A third round of monetary easing, more popularly known as QE3 was announced by the US Fed earlier this month. The Chinese central bank also poured US$ 58 bn into money markets over the past few days through reverse repo agreements. China desperately needed to do something as its economy has slowed to the mort leisurely pace in the past three years. Even the Reserve Bank of India (RBI) cut its Cash Reserve Ratio (CRR) and Statutory Liquidity Ratio (SLR) this year in order to increase liquidity in the system. Unlike India, China has not yet cut the portion of deposits that commercial banks must hold as reserves. Instead the People's Bank of China has been relying on open market operations to ensure that there is enough liquidity in the system. Will the surplus liquidity in overseas markets affect India?

Well, according to RBI deputy governor Dr Gokarn, the central bank has not yet seen any fallout of the Fed's QE3 measures on Indian commodity or currency rates. In the previous round of easing, or QE2 in 2010, there was an immediate ratcheting up of oil prices. This had a direct bearing on domestic inflationary pressures. The Indian central bank responded to this by raising interest rates and continuing this onslaught for a number of months. This time around, however, a similar surge in oil prices is not expected. This is probably due to the slower growth expected in the world economy on account of a slowdown in Europe, China, and the US.
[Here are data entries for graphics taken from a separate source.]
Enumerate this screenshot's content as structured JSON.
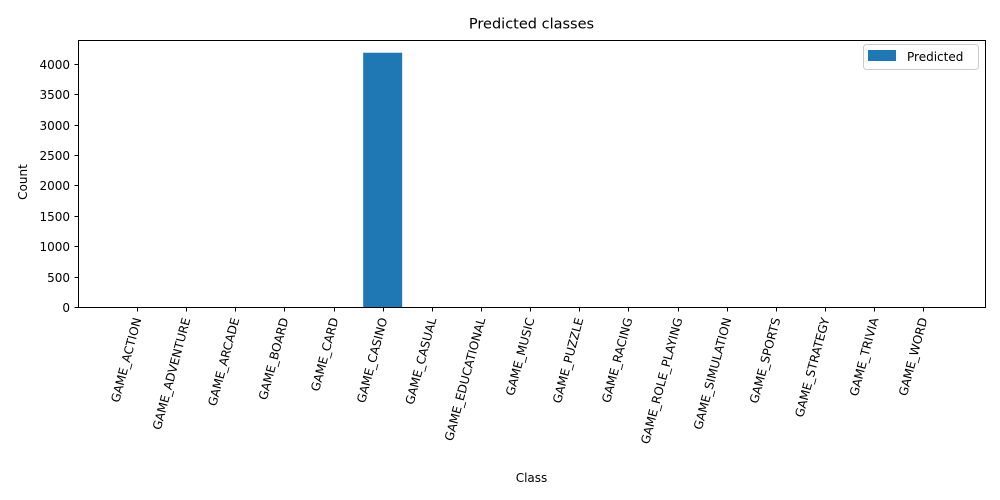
{
  "chart_data": {
    "type": "bar",
    "title": "Predicted classes",
    "xlabel": "Class",
    "ylabel": "Count",
    "categories": [
      "GAME_ACTION",
      "GAME_ADVENTURE",
      "GAME_ARCADE",
      "GAME_BOARD",
      "GAME_CARD",
      "GAME_CASINO",
      "GAME_CASUAL",
      "GAME_EDUCATIONAL",
      "GAME_MUSIC",
      "GAME_PUZZLE",
      "GAME_RACING",
      "GAME_ROLE_PLAYING",
      "GAME_SIMULATION",
      "GAME_SPORTS",
      "GAME_STRATEGY",
      "GAME_TRIVIA",
      "GAME_WORD"
    ],
    "series": [
      {
        "name": "Predicted",
        "color": "#1f77b4",
        "values": [
          0,
          0,
          0,
          0,
          0,
          4181,
          0,
          0,
          0,
          0,
          0,
          0,
          0,
          0,
          0,
          0,
          0
        ]
      }
    ],
    "ylim": [
      0,
      4390
    ],
    "yticks": [
      0,
      500,
      1000,
      1500,
      2000,
      2500,
      3000,
      3500,
      4000
    ],
    "legend": "top-right",
    "grid": false
  }
}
Despite this, inflation is still a worry for the Indian central bank. The RBI does not have a target rate for inflation. However it does adhere to certain benchmarks which are below 5% on the headline and around 4% on core inflation front. There are a few stress points that can affect inflation levels in the country, and surplus liquidity overseas is not chief among them. Food inflation, the rising fiscal deficit (2.5% of GDP in 2008 to nearly 6% now) and the current account deficit are major factors. The government's stance on foreign direct investment (FDI) in retail can help reduce inflation, especially food prices. If more investment in supply chain comes in, then it can help reduce wastages and keep prices lower. To conclude, inflation in India is still a concern, but QE3 or activities in China may not really be aggravating it further.